The Associated Press reported that several revisions had been made to the bill but did not elaborate.
The bill initial draft bill called for the accelerated closure of three of the four units at Reid Gardner, the controversial 553MW coal plant in Moapa, by 2014.
The fourth unit would be left operating until 2017, after which the utility will have no coal plants operating in southern Nevada.
NV Energy would also end its contract with Navajo Generating Station’s coal-fired power by 2019.
The utility’s “NVision” plan mandates acquisition, construction and ownership of more than 2600MW of natural gas and renewable energy, along with transmission and gas lines related to that development, according to an Las Vegas Sun report.
Under the plan, Nevada’s coal plants would begin closing by the end of next year, and the company would accelerate investment in natural gas and renewable energy to replace the coal energy going offline, in a 60-40 split of natural gas and renewables.
According to the Las Vegas Sun the measure generated an outcry from the Public Utilities Commission, which feared it would shackle their ability to regulate the utility, and the Bureau of Consumer Protection, which argued the bill could lead to higher rate increases than projected by the utility.

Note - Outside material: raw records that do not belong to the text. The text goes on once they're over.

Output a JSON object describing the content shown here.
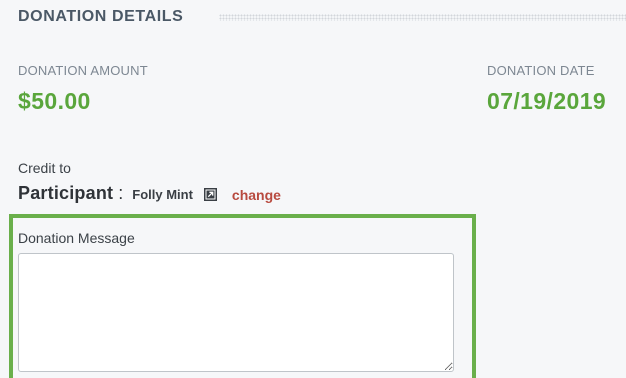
{
  "section": {
    "title": "DONATION DETAILS"
  },
  "donation_amount": {
    "label": "DONATION AMOUNT",
    "value": "$50.00"
  },
  "donation_date": {
    "label": "DONATION DATE",
    "value": "07/19/2019"
  },
  "credit": {
    "label": "Credit to",
    "participant_label": "Participant",
    "colon": ":",
    "participant_name": "Folly Mint",
    "open_icon": "external-link-icon",
    "change_label": "change"
  },
  "message": {
    "label": "Donation Message",
    "value": "",
    "placeholder": ""
  },
  "colors": {
    "accent_green": "#5aa63c",
    "highlight_border": "#6aaf4b",
    "change_link": "#b84a3f"
  }
}
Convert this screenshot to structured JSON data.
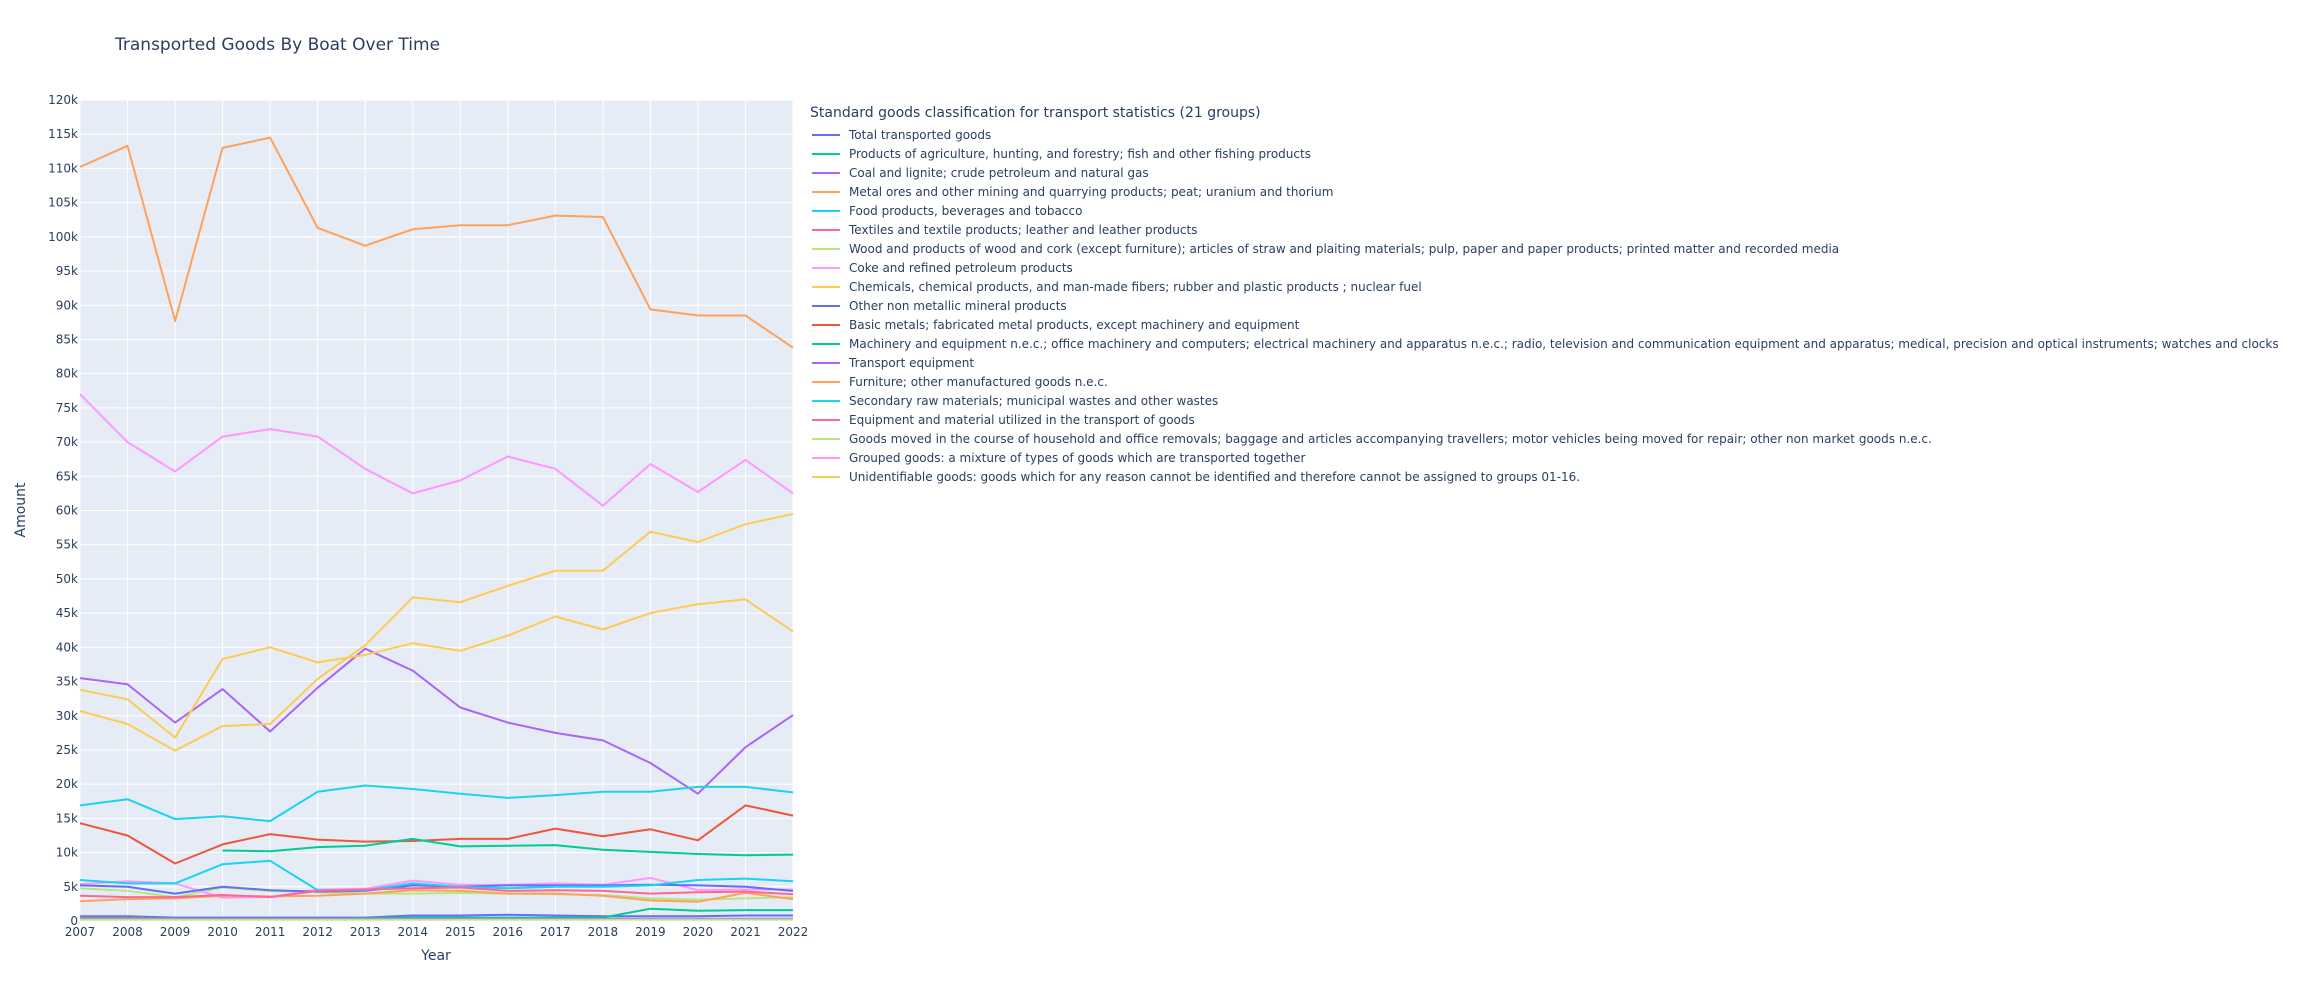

Senator Kelvin Atkinson presented the bill and said lawmakers were able to broker a compromise among the various interests lobbying the bill, including scaling back the scope of what NV Energy would be mandated to build.
"This bill puts Nevada at the forefront of energy policy in this country," Atkinson said, arguing it does not "sacrifice regulatory oversight."
Opponents to the bill argue that it protects shareholders by shifting an exorbitant amount of risk to ratepayers.